Technology aside though, it’s not a major deal by itself. Today’s announcement doesn’t really offer employers (i.e. the paying customers of Monster) anything new even though Monster are reminding us of the BeKnown integration for Employer Facebook Pages which allows you to add a Jobs tab that will display any of your current vacancies on your Facebook Timeline Page. This pulls jobs not only from Monster but allows you to add an rss feed from any site or ATS platform to populate your own jobs, free, gratis. It’s rare to find such a Facebook App available for free, you should use it if you don’t have this feature on your business page yet.

Integrating Facebook and a CV Database should open up a world of possibilities. Rather than just searching someone’s static CV data, I should be able to take advantage of the behavioural information that the Facebook Social Graph affords me. For example, I shouldn’t need to rely on what they tell me are their interests on their resumé as their Facebook likes are going to be a much better indicator. Similarly, if that job seeker is viewing lots of jobs in a different country or state to their home location, the database should intelligently suggest them as candidates to anyone seeking talent in those locations. If the Monster CV is 12 months ago but they have become active on BeKnown, they should be flagged to me as a potentially hot job seeker. The possibilities are almost endless. Unfortunately for now, if someone merges their BeKnown and Monster profile, I can still only see their BeKnown data on Facebook and their Monster data on Monster.com. I understand that Monster have plans to phase in these features over the coming few months but I personally think it was a bad idea not to launch them all now. If you’re going to fail, fail fast and innovate. Launch a whole bunch of cool features, call it a beta, and make changes quickly to turn Monster into a “must use” platform for recruiters. BeKnown allows employers the ability to set up a Company Profile that can be incorporated into their Facebook Timeline Page but it’s pretty ugly; all text and no color. Why didn’t they launch a multimedia rich BeKnown app that allows an employer to manage all their employer branding content; blogs, videos, jobs, photos etc in one place through a simple CMS similar to Jobs2Web or GlassDoor. I know for a fact that Monster have the capability to do this, just check out the page they built for Marussia Formula 1 team here.  Just skin it for Facebook and launch it for everyone. You can guarantee that employers who currently pay good money to 3rd party vendors for similar products would jump all over this. I’m sure it will come, but will it be too late by then? You need to woo employers now whilst the whole employer branding piece is still in its relative infancy (perhaps that time was 3 years ago some would argue!).

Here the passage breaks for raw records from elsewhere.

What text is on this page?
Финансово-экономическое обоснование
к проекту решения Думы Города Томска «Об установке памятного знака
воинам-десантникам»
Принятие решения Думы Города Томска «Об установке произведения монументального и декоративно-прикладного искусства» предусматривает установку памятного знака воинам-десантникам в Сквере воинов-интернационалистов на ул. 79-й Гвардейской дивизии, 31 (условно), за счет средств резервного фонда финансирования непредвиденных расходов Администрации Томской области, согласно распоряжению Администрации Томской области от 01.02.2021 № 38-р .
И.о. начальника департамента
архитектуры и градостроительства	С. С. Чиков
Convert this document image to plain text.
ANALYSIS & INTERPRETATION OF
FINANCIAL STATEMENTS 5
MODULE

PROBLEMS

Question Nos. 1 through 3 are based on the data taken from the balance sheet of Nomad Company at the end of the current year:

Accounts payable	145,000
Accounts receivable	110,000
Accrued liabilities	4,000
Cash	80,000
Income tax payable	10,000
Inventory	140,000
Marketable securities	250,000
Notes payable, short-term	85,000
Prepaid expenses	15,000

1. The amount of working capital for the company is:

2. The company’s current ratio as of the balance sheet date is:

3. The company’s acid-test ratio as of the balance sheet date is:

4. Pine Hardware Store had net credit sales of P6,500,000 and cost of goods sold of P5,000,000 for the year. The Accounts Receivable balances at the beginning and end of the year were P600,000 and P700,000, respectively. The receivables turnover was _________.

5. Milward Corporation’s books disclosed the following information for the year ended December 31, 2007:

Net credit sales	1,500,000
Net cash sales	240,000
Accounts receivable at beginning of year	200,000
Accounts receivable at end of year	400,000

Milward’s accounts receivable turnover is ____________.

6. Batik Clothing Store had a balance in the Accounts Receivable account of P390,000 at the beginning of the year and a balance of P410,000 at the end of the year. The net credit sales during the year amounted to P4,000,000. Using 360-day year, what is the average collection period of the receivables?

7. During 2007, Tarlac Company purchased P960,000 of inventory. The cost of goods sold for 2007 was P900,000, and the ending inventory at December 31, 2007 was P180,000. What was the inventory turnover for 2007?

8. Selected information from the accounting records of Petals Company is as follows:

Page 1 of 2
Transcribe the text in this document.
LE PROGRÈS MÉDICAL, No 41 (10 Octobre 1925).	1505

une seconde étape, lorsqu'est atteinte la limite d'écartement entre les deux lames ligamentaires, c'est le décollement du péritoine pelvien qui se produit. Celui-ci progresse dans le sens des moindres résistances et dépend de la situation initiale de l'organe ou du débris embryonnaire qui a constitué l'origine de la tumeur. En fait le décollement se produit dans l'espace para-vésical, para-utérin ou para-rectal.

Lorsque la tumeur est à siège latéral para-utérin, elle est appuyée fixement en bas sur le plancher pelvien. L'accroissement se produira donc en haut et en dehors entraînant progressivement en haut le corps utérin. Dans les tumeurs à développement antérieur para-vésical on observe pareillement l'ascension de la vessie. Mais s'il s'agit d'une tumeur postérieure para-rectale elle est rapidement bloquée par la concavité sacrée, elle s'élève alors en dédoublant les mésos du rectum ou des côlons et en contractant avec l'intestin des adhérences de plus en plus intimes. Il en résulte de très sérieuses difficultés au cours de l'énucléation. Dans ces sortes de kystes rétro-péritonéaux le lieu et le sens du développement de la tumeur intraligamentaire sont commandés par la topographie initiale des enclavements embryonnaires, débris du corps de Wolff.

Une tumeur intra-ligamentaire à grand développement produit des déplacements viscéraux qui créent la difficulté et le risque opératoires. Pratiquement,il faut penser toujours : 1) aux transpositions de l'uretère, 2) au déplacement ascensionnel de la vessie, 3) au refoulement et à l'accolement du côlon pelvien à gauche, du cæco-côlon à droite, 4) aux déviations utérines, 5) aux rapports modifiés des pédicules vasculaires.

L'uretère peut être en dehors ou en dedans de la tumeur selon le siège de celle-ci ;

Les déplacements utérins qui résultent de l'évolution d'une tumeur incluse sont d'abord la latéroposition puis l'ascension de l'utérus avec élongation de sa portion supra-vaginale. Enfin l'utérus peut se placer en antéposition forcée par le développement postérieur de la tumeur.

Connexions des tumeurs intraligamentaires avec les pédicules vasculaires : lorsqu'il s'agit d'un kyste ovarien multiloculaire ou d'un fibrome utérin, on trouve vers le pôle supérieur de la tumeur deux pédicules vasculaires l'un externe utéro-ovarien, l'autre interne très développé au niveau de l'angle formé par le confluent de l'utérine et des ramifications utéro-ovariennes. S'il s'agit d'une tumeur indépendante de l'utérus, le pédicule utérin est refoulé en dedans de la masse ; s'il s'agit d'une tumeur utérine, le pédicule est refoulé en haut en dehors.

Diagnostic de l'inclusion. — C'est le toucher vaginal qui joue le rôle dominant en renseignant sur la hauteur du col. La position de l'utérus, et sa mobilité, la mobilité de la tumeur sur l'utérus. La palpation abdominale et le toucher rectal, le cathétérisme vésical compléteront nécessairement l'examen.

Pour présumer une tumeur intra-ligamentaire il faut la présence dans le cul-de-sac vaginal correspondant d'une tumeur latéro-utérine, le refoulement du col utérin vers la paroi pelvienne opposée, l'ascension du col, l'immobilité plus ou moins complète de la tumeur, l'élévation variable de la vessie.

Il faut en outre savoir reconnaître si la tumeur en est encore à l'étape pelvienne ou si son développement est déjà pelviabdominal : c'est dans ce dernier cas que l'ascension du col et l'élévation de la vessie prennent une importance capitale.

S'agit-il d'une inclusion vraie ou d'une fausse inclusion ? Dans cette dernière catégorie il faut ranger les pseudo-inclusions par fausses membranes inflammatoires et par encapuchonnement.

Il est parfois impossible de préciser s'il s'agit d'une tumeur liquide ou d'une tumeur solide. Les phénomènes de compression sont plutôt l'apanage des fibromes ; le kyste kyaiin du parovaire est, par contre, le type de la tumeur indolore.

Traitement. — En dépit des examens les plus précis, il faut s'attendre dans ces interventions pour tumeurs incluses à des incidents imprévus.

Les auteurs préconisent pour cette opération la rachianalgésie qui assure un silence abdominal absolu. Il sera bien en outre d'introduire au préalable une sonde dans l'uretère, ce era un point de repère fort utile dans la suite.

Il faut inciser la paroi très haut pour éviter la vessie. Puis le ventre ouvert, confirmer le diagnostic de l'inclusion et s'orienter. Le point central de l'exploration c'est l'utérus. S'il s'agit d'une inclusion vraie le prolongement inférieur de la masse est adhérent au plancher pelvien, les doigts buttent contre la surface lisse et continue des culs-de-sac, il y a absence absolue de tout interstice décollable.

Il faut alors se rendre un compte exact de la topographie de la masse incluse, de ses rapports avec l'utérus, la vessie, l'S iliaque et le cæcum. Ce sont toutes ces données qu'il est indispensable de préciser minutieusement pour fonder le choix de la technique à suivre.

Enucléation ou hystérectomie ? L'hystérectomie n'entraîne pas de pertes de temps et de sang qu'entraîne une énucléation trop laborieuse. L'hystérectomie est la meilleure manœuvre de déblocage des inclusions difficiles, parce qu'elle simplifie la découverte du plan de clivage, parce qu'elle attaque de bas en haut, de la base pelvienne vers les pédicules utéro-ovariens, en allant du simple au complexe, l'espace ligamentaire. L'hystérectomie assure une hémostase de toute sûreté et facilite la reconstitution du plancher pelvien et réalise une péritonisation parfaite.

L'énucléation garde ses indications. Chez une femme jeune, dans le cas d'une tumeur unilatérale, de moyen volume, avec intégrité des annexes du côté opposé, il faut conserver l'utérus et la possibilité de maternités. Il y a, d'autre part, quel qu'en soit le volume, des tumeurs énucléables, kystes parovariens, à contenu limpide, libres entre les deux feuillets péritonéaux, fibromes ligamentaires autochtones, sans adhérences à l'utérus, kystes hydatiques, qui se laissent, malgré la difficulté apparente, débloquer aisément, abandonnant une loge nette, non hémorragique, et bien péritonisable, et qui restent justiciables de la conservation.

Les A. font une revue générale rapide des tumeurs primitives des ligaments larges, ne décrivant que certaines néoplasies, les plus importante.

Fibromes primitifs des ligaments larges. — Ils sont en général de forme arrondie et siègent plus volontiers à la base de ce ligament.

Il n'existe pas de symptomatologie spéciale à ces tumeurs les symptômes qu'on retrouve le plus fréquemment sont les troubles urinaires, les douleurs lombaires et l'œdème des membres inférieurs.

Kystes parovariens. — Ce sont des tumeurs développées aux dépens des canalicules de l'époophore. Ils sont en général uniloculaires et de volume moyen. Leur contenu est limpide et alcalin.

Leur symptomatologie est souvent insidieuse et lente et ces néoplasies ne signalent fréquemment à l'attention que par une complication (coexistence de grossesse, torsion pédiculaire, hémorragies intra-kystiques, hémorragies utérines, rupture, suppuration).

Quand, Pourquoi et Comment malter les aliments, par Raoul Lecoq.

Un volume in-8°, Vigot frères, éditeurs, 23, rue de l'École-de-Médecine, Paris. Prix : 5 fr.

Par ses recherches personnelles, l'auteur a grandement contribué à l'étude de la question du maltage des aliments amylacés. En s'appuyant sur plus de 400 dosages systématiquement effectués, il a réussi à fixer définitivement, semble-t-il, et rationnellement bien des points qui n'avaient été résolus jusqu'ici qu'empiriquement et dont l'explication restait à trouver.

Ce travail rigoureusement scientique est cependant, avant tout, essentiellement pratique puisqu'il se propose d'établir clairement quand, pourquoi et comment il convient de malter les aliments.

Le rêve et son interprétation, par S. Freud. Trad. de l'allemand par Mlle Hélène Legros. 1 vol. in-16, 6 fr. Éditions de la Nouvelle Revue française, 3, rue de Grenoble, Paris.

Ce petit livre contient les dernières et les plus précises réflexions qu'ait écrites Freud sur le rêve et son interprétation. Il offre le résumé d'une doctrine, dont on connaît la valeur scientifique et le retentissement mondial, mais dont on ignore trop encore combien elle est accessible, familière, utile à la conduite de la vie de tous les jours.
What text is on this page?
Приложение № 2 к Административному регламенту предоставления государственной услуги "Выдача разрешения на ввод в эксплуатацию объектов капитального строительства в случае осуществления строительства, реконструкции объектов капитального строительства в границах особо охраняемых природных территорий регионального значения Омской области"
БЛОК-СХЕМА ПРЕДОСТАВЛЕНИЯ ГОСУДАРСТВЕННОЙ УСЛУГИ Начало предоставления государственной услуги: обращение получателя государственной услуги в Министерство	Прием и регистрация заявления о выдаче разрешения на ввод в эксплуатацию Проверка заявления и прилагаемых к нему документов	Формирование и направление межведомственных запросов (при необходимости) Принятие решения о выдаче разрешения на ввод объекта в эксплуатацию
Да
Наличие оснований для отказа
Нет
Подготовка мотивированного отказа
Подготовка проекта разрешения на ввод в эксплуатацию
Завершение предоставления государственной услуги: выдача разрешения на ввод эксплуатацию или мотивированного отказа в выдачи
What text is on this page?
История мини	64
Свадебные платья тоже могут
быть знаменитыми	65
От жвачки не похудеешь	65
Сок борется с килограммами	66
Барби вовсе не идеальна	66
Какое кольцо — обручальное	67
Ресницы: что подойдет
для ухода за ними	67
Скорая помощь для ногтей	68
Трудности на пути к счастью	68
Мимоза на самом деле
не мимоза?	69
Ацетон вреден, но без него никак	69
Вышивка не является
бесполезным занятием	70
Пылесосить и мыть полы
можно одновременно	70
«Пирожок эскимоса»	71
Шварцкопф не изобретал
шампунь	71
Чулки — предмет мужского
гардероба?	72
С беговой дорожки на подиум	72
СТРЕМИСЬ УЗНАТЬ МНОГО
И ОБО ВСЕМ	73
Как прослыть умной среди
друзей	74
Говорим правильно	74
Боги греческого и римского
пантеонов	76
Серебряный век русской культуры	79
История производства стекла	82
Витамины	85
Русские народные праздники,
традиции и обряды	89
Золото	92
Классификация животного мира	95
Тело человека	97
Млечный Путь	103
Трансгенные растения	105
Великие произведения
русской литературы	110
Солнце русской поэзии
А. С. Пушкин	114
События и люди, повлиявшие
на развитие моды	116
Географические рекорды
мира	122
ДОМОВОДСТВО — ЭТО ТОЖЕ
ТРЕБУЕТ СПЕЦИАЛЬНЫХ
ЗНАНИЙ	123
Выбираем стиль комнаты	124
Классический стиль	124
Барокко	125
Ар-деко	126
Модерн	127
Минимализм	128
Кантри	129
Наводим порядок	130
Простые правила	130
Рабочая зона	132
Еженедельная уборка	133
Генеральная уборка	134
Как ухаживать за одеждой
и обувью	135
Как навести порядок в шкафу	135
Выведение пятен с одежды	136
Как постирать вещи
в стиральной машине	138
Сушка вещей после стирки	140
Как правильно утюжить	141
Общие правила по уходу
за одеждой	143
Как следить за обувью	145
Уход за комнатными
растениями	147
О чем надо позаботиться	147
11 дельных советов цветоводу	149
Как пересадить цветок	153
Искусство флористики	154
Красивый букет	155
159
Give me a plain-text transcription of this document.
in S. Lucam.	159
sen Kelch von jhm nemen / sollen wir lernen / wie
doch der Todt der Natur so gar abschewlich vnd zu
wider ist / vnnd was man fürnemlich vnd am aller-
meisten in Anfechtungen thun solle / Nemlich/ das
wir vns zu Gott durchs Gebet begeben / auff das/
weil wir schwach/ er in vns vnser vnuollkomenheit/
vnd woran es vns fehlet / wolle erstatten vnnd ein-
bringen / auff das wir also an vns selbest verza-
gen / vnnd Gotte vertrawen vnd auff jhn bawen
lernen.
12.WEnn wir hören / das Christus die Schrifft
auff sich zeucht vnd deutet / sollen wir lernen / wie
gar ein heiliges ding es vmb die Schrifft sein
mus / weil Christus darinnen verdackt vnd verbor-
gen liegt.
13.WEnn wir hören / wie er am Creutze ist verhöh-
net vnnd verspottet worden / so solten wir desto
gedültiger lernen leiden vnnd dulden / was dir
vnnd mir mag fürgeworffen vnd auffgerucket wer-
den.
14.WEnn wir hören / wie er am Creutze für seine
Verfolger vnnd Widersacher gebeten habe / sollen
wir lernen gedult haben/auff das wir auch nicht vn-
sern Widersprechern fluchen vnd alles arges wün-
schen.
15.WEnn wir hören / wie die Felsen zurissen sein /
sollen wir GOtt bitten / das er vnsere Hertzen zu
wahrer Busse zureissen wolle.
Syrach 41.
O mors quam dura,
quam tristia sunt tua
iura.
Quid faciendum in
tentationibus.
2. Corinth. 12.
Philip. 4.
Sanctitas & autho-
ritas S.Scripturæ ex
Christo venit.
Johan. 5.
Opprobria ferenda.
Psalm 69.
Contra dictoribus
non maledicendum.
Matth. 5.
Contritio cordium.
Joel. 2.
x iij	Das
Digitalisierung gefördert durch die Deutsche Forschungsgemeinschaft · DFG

Monster have pointed out that BeKnown reached 1m users faster than Facebook, LinkedIn or BranchOut but Facebook tells us that BeKnown only has 190,000 active users vs BranchOut’s 11.5 million users. The battle is not yet lost but the road is long. This latest Facebook integration will almost certainly drive BeKnown’s numbers closer to that of BranchOut and the network certainly has a lot more long term opportunity than the Facebook-only Branchout but several questions remain unanswered about what the long term gain for employers and job-seekers will be. We’re going to remain optimistic that Monster 2.0 will emerge as a genuine threat to LinkedIn’s continuing dominance in this space. Fundamentally LinkedIn is a static CV database of white collar workers with targeted display ads. Monster has the potential to be much more than this. It’s database is pretty close in size, especially if you strip away the shallow and dead data that LinkedIn is littered with (Monster removes resumés that are more than 18 months old) and with a full Facebook integration (which this announcement is not) it could be the world’s first CV database that truly taps into the social graph. Monster’s grades are average but we’re noting on its report card that it has great potential if it just keeps its head down, works hard and is not afraid to take some risks.